The European Parliament has approved a new €1.6 billion ($2.2 billion) spending program for nuclear energy research, as part of the €78.6 billion ($106.3 billion) Horizon 2020 research and innovation program.

Of that budget, €636 million ($860 million) will be set aside for nuclear fusion research, and €318 million ($430 million) for fission.

The parliament also approved a separate spending program to support the ITER fusion reactor project, which will have an additional €2.5 billion ($3.5 billion) set aside. Both budgets will be spent between 2014 and 2020.

EU research commissioner Máire Geoghegan-Quinn said, "This is a vote of confidence in the power of EU research and innovation funding. It paves the way for more investment in knowledge and competitiveness in Europe."

Lidia Borrell-Damián, the director of research and innovation for the European University Association, said the overall increase of research funding over the €54 billion ($73 billion) assigned to the outgoing EU Seventh Framework Program (FP7) for research, was "very welcome."

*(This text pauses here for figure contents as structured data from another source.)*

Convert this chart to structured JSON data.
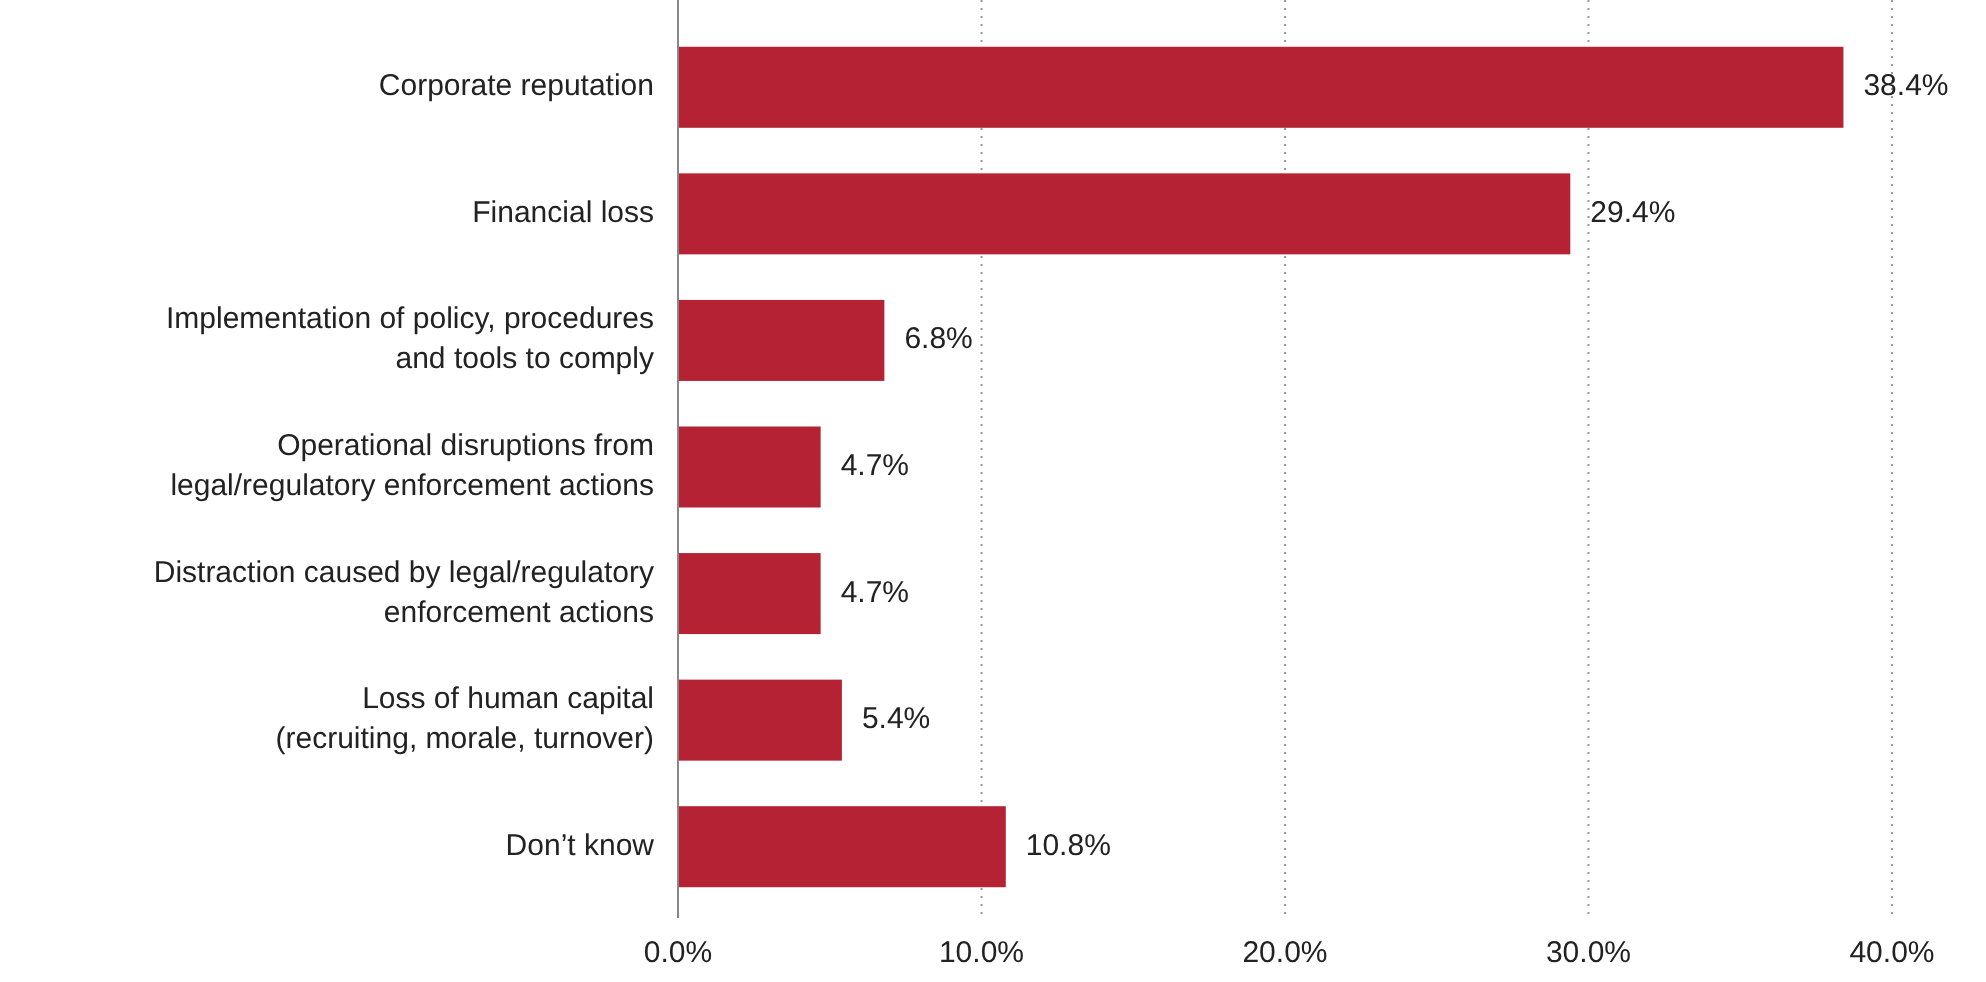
{
  "chart_data": {
    "type": "bar",
    "orientation": "horizontal",
    "categories": [
      "Corporate reputation",
      "Financial loss",
      "Implementation of policy, procedures\nand tools to comply",
      "Operational disruptions from\nlegal/regulatory enforcement actions",
      "Distraction caused by legal/regulatory\nenforcement actions",
      "Loss of human capital\n(recruiting, morale, turnover)",
      "Don’t know"
    ],
    "values": [
      38.4,
      29.4,
      6.8,
      4.7,
      4.7,
      5.4,
      10.8
    ],
    "value_labels": [
      "38.4%",
      "29.4%",
      "6.8%",
      "4.7%",
      "4.7%",
      "5.4%",
      "10.8%"
    ],
    "color": "#b52234",
    "xlim": [
      0,
      40
    ],
    "xticks": [
      {
        "value": 0,
        "label": "0.0%"
      },
      {
        "value": 10,
        "label": "10.0%"
      },
      {
        "value": 20,
        "label": "20.0%"
      },
      {
        "value": 30,
        "label": "30.0%"
      },
      {
        "value": 40,
        "label": "40.0%"
      }
    ],
    "grid": "x"
  }
}
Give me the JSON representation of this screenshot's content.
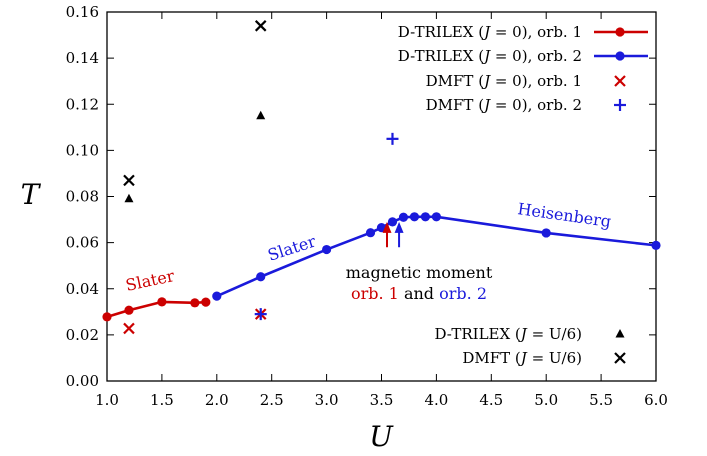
{
  "chart_data": {
    "type": "line",
    "title": "",
    "xlabel": "U",
    "ylabel": "T",
    "xlim": [
      1.0,
      6.0
    ],
    "ylim": [
      0.0,
      0.16
    ],
    "xticks": [
      "1.0",
      "1.5",
      "2.0",
      "2.5",
      "3.0",
      "3.5",
      "4.0",
      "4.5",
      "5.0",
      "5.5",
      "6.0"
    ],
    "yticks": [
      "0.00",
      "0.02",
      "0.04",
      "0.06",
      "0.08",
      "0.10",
      "0.12",
      "0.14",
      "0.16"
    ],
    "grid": false,
    "series": [
      {
        "name": "D-TRILEX (J = 0), orb. 1",
        "style": "line-dot",
        "color": "#cc0000",
        "points": [
          [
            1.0,
            0.0278
          ],
          [
            1.2,
            0.0307
          ],
          [
            1.5,
            0.0343
          ],
          [
            1.8,
            0.0339
          ],
          [
            1.9,
            0.0342
          ]
        ]
      },
      {
        "name": "D-TRILEX (J = 0), orb. 2",
        "style": "line-dot",
        "color": "#1a1adb",
        "points": [
          [
            2.0,
            0.0368
          ],
          [
            2.4,
            0.0452
          ],
          [
            3.0,
            0.057
          ],
          [
            3.4,
            0.0643
          ],
          [
            3.5,
            0.0665
          ],
          [
            3.6,
            0.069
          ],
          [
            3.7,
            0.071
          ],
          [
            3.8,
            0.0712
          ],
          [
            3.9,
            0.0712
          ],
          [
            4.0,
            0.0712
          ],
          [
            5.0,
            0.0642
          ],
          [
            6.0,
            0.0588
          ]
        ]
      },
      {
        "name": "DMFT (J = 0), orb. 1",
        "style": "x-marker",
        "color": "#cc0000",
        "points": [
          [
            1.2,
            0.0228
          ],
          [
            2.4,
            0.029
          ]
        ]
      },
      {
        "name": "DMFT (J = 0), orb. 2",
        "style": "plus-marker",
        "color": "#1a1adb",
        "points": [
          [
            2.4,
            0.029
          ],
          [
            3.6,
            0.105
          ]
        ]
      },
      {
        "name": "D-TRILEX (J = U/6)",
        "style": "triangle-marker",
        "color": "#000000",
        "points": [
          [
            1.2,
            0.079
          ],
          [
            2.4,
            0.115
          ]
        ]
      },
      {
        "name": "DMFT (J = U/6)",
        "style": "x-marker",
        "color": "#000000",
        "points": [
          [
            1.2,
            0.087
          ],
          [
            2.4,
            0.154
          ]
        ]
      }
    ],
    "annotations": {
      "slater_red": {
        "text": "Slater",
        "color": "#cc0000"
      },
      "slater_blue": {
        "text": "Slater",
        "color": "#1a1adb"
      },
      "heisenberg": {
        "text": "Heisenberg",
        "color": "#1a1adb"
      },
      "moment_line1": "magnetic moment",
      "moment_orb1": "orb. 1",
      "moment_and": "and",
      "moment_orb2": "orb. 2",
      "arrow_orb1": {
        "x": 3.55,
        "from": 0.058,
        "to": 0.069,
        "color": "#cc0000"
      },
      "arrow_orb2": {
        "x": 3.66,
        "from": 0.058,
        "to": 0.069,
        "color": "#1a1adb"
      }
    },
    "legend": {
      "top_placement": "top-right",
      "bottom_placement": "bottom-right",
      "top_entries": [
        {
          "pre": "D-TRILEX (",
          "var": "J",
          "post": " = 0), orb. 1"
        },
        {
          "pre": "D-TRILEX (",
          "var": "J",
          "post": " = 0), orb. 2"
        },
        {
          "pre": "DMFT (",
          "var": "J",
          "post": " = 0), orb. 1"
        },
        {
          "pre": "DMFT (",
          "var": "J",
          "post": " = 0), orb. 2"
        }
      ],
      "bottom_entries": [
        {
          "pre": "D-TRILEX (",
          "var": "J",
          "post": " = U/6)"
        },
        {
          "pre": "DMFT (",
          "var": "J",
          "post": " = U/6)"
        }
      ]
    }
  }
}
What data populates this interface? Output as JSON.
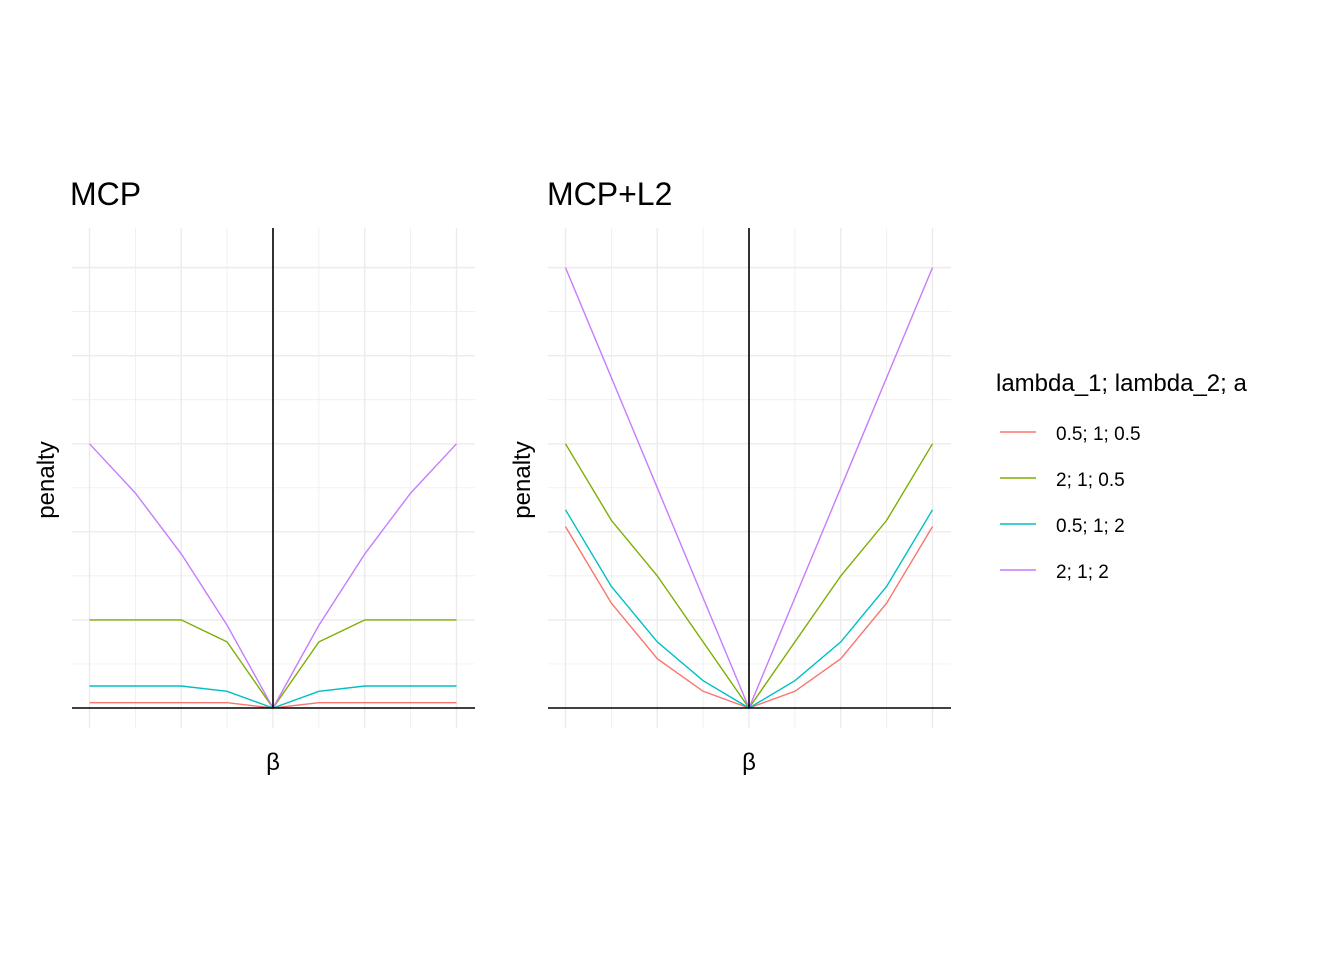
{
  "chart_data": [
    {
      "type": "line",
      "title": "MCP",
      "xlabel": "β",
      "ylabel": "penalty",
      "xlim": [
        -2,
        2
      ],
      "ylim": [
        0,
        5.2
      ],
      "x_sampling": "0.5 steps from -2 to 2",
      "series": [
        {
          "name": "0.5; 1; 0.5",
          "color": "#F8766D",
          "x": [
            -2,
            -1.5,
            -1,
            -0.5,
            0,
            0.5,
            1,
            1.5,
            2
          ],
          "y": [
            0.06,
            0.06,
            0.06,
            0.06,
            0,
            0.06,
            0.06,
            0.06,
            0.06
          ]
        },
        {
          "name": "2; 1; 0.5",
          "color": "#7CAE00",
          "x": [
            -2,
            -1.5,
            -1,
            -0.5,
            0,
            0.5,
            1,
            1.5,
            2
          ],
          "y": [
            1.0,
            1.0,
            1.0,
            0.75,
            0,
            0.75,
            1.0,
            1.0,
            1.0
          ]
        },
        {
          "name": "0.5; 1; 2",
          "color": "#00BFC4",
          "x": [
            -2,
            -1.5,
            -1,
            -0.5,
            0,
            0.5,
            1,
            1.5,
            2
          ],
          "y": [
            0.25,
            0.25,
            0.25,
            0.19,
            0,
            0.19,
            0.25,
            0.25,
            0.25
          ]
        },
        {
          "name": "2; 1; 2",
          "color": "#C77CFF",
          "x": [
            -2,
            -1.5,
            -1,
            -0.5,
            0,
            0.5,
            1,
            1.5,
            2
          ],
          "y": [
            3.0,
            2.44,
            1.75,
            0.94,
            0,
            0.94,
            1.75,
            2.44,
            3.0
          ]
        }
      ]
    },
    {
      "type": "line",
      "title": "MCP+L2",
      "xlabel": "β",
      "ylabel": "penalty",
      "xlim": [
        -2,
        2
      ],
      "ylim": [
        0,
        5.2
      ],
      "x_sampling": "0.5 steps from -2 to 2",
      "series": [
        {
          "name": "0.5; 1; 0.5",
          "color": "#F8766D",
          "x": [
            -2,
            -1.5,
            -1,
            -0.5,
            0,
            0.5,
            1,
            1.5,
            2
          ],
          "y": [
            2.06,
            1.19,
            0.56,
            0.19,
            0,
            0.19,
            0.56,
            1.19,
            2.06
          ]
        },
        {
          "name": "2; 1; 0.5",
          "color": "#7CAE00",
          "x": [
            -2,
            -1.5,
            -1,
            -0.5,
            0,
            0.5,
            1,
            1.5,
            2
          ],
          "y": [
            3.0,
            2.13,
            1.5,
            0.75,
            0,
            0.75,
            1.5,
            2.13,
            3.0
          ]
        },
        {
          "name": "0.5; 1; 2",
          "color": "#00BFC4",
          "x": [
            -2,
            -1.5,
            -1,
            -0.5,
            0,
            0.5,
            1,
            1.5,
            2
          ],
          "y": [
            2.25,
            1.38,
            0.75,
            0.31,
            0,
            0.31,
            0.75,
            1.38,
            2.25
          ]
        },
        {
          "name": "2; 1; 2",
          "color": "#C77CFF",
          "x": [
            -2,
            -1.5,
            -1,
            -0.5,
            0,
            0.5,
            1,
            1.5,
            2
          ],
          "y": [
            5.0,
            3.75,
            2.5,
            1.25,
            0,
            1.25,
            2.5,
            3.75,
            5.0
          ]
        }
      ]
    }
  ],
  "legend": {
    "title": "lambda_1; lambda_2; a",
    "placement": "right",
    "items": [
      {
        "label": "0.5; 1; 0.5",
        "color": "#F8766D"
      },
      {
        "label": "2; 1; 0.5",
        "color": "#7CAE00"
      },
      {
        "label": "0.5; 1; 2",
        "color": "#00BFC4"
      },
      {
        "label": "2; 1; 2",
        "color": "#C77CFF"
      }
    ]
  }
}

The European Commission (EC) should release its first Horizon 2020 calls for proposals next month, which should include more information on rules regarding the selection of successful projects. These are as yet unclear. The commission has said it wants a more open selection process than in past EU framework programs. These have asked for feedback on potential projects on the basis of broad research policy priorities. This was then turned into detailed calls for proposals that have often limited the number of applicants.

With Horizon 2020, the EC is expected to request less detailed calls for proposals, having dispensed with the initial round of consultation. The aim is to increase competition for funding, prompting the development of more proposals.

As for the €1.6 billion ($2.2 billion) Euratom portion of Horizon 2020 spending, special funding rules will apply, explained the European Commission. "Because of its different legal base, the budget for Euratom is set for five years (until 2018 included). For the years 2014-2018, the budget is foreseen to be €1.6 billion and an 'envelope' for the years 2019-2020 is estimated for a total amount of €770 million ($1042 million)," it added.

While approving these spending programs, the parliament also amended its regulations, influencing how the money will be spent. As regards the general nuclear research program, parliamentarians called, for instance, for a focus on decommissioning and dismantling. It explained: "These are promising market areas, given the relevant scientific advances and safety imperatives." It said the EU "must acquire the best possible technologies for this work, which will involve increasingly sophisticated techniques (such as underwater cutting, laser cutting and state-of-the-art robots to eliminate human intervention)."

As for the ITER program, the parliament added a commitment to develop a communications program to keep EU citizens "fully informed of and consulted about nuclear fusion challenges, risks and safety." It also called for the development of a policy to develop a fusion sector service industry, which included small as well as large companies. The aim, it said, is to "prepare the European system for the fusion era."